In 1999, NATO bombers attacked Novi Sad, ostensible to force the Serbian militias out of Kosovo. And thereby hangs another sad and sanguinary tale, one outside the scope of this narrative. Novi Sad was bombarded for three months. Whole neighborhoods were destroyed, as well as oil refineries and all of the bridges across The Danube. Families were separated. There was no electrical power. Water and food supplies dwindled. The suffering was such that the cool, slightly pedantic Milena's voice trembled as she described that period.
To date, not all of Novi Sad's bridges have been replaced. Close to the dock, metal stanchions twisted above the water's surface, as stark as any memorial sculpture.
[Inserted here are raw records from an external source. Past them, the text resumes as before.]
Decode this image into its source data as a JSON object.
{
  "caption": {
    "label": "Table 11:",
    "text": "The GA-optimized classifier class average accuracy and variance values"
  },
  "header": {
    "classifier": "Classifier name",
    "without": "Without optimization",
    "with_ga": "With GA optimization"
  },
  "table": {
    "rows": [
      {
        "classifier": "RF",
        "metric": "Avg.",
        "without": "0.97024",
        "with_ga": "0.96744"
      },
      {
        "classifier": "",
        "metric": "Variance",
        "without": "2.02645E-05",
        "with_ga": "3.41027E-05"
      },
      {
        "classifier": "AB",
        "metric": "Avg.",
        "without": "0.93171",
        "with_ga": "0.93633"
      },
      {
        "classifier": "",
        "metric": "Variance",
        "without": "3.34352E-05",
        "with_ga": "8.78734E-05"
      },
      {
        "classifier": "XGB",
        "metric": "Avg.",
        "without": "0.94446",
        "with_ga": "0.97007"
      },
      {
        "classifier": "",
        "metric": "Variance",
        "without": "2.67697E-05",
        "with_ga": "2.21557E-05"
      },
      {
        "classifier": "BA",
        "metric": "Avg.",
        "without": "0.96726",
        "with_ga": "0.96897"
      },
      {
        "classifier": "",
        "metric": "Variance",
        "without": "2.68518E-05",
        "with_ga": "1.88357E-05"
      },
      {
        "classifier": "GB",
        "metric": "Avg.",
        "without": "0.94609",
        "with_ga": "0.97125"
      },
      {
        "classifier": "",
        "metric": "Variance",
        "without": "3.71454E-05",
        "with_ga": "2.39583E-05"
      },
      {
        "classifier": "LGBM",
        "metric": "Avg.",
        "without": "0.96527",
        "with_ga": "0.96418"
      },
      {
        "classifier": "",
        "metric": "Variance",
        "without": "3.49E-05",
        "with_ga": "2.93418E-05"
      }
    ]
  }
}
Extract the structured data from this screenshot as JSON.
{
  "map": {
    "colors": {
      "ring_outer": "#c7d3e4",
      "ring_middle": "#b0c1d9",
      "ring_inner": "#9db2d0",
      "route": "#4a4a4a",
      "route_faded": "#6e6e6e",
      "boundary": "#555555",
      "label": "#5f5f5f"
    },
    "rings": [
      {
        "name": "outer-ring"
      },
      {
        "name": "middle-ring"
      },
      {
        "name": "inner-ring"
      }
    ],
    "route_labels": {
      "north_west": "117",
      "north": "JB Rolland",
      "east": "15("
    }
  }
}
There was, incidentally, at least one monument to the Jewish and Serbian victims of the Hungarians Fascists who raided Novi Sad in 1942. We passed it on our way to the Danube Park. Even from a distance, its import was unmistakable. The thin, dark grey metal figures of a man, a woman and a child stood on a pedestal with Hebrew as well as Serbian writing identifying the subject.